Had a long weekend again, starting Thursday. Turned out to be a quiet one, without any major trip.

Did a bit of work in the garden Thursday and Friday. The only interesting item is that we seem to have a Greenfinch singing outside. Apart from a juvenile visiting a couple of summers back, it has been a long time since Greenfinch was a regular in the garden (it used to be a common bird until the big Ash trees died and were cut down). Heard it a few mornings in a row so hopefully it will stick around. House Sparrows are also vocal at the moment. Certainly present in the old holly hedge outside, and another colony in the next street they have yet to come into the feeders. Guess they will do what they du=id last year and come in with the young later in summer.

Saturday morning was spent at Amwell. Small numbers of Sand Martins had been coming in locally, with a few other early migrants so I  hoped to connect with some. Unfortunately the weather was not co-operative, being cool with a strong westerly wind. I spent the morning chatting to Simon, and later on Barry and Mike. Apart from the pair of Redshank, the lone male Wigeon and decent numbers of (presumed) nesting Herons and Egrets there was not much happening. A walk around Hollycross and the wood produced a couple of singing Chiffchaffs.

Sunday would have been a trip, but though there were a few birds around, it was much the same as previous weeks and  neither Colin or I could summon up the enthusiasm for a long expensive journey. So I decided to have a morning walk around Aston End and the Beane. No sign of any Bullfinch or Little Owl-have yet to find the resident birds this year, though Yellowhammers are more noticeable now with several territories located.
At least seven Buzzards were seen over High Wood, one Meadow Pipit flew over and 21 Redwings were seen heading north along the river (still flowing with a decent amount of water).
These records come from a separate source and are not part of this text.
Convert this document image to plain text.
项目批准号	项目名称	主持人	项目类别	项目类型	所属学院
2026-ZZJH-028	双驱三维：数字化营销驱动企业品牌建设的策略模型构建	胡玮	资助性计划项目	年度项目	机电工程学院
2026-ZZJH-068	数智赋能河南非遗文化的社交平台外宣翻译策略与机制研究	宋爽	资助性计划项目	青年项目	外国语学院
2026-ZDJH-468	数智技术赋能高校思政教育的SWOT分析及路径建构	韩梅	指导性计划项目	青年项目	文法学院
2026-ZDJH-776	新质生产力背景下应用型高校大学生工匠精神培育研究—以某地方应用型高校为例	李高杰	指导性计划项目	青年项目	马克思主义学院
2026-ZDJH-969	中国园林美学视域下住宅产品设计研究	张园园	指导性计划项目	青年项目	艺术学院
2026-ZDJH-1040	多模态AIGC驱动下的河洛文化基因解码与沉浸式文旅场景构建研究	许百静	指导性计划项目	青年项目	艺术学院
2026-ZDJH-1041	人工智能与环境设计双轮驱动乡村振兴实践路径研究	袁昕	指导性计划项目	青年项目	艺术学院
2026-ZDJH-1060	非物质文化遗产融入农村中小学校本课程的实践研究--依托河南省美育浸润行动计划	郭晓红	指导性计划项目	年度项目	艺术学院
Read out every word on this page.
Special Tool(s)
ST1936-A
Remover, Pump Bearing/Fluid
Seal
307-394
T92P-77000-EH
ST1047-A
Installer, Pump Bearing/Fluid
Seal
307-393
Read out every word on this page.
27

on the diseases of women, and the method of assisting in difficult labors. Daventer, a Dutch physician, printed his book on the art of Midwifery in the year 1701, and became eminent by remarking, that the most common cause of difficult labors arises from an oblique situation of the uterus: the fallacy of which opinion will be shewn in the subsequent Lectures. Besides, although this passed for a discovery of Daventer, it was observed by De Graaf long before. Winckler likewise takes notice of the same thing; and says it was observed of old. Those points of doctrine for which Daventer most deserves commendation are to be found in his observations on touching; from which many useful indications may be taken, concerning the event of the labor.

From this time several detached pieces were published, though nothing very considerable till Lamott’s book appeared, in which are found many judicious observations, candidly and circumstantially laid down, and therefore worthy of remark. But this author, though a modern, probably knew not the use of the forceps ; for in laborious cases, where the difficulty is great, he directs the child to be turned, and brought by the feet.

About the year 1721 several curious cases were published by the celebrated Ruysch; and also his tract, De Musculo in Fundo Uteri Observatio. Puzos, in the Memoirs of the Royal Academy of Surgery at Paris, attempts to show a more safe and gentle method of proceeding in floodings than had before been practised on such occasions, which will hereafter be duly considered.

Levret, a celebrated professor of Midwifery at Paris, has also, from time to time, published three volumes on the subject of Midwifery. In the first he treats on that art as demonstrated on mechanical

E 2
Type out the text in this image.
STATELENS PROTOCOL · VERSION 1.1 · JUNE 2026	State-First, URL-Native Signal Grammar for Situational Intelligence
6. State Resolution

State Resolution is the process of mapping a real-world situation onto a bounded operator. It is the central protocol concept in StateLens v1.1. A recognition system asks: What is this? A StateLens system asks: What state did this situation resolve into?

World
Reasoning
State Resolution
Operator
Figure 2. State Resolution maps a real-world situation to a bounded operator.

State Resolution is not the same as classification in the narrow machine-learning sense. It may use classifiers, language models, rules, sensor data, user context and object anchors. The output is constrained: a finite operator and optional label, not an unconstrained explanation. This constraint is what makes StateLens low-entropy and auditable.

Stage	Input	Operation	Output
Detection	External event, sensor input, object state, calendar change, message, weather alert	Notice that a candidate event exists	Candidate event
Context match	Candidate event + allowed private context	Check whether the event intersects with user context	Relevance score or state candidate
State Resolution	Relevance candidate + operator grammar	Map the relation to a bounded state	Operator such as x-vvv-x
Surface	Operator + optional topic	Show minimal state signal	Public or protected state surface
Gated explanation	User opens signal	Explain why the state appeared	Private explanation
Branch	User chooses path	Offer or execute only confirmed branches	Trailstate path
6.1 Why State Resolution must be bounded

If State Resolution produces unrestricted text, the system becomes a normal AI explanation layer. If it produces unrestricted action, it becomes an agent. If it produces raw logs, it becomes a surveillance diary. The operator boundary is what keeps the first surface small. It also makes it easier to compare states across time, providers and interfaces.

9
One Blackcap was heard near the paddocks and there were three or maybe four Chiffchaffs singing. Rather cold and windy for the Skylarks though a few were singing.
Simon mentioned yesterday that the Blackthorn was flowering rather earlier than usual. Had not noticed at the time-I assumed that the white blossom had been early flowering cherries, but a lot of the bushes along the Beane were in full flower. However many others were still in tight bud, and sun/shade seemed to have little to do with it. The same seemed to be the case with some of the willows.

Today I had an extended lunch break and spent half an hour at Norton trying and failing to find the two Wheatear reported earlier. It was a nice sunny day, but rather cold and windy. I met a guy who had seen them much earlier, and they had either moved off or were seeking shelter. I did notice that the grass/sedge clumps were much larger than usual, presumably due to the milder winter by so there was a lot of places for birds to hide. Two Grey Partridge were the only birds of note.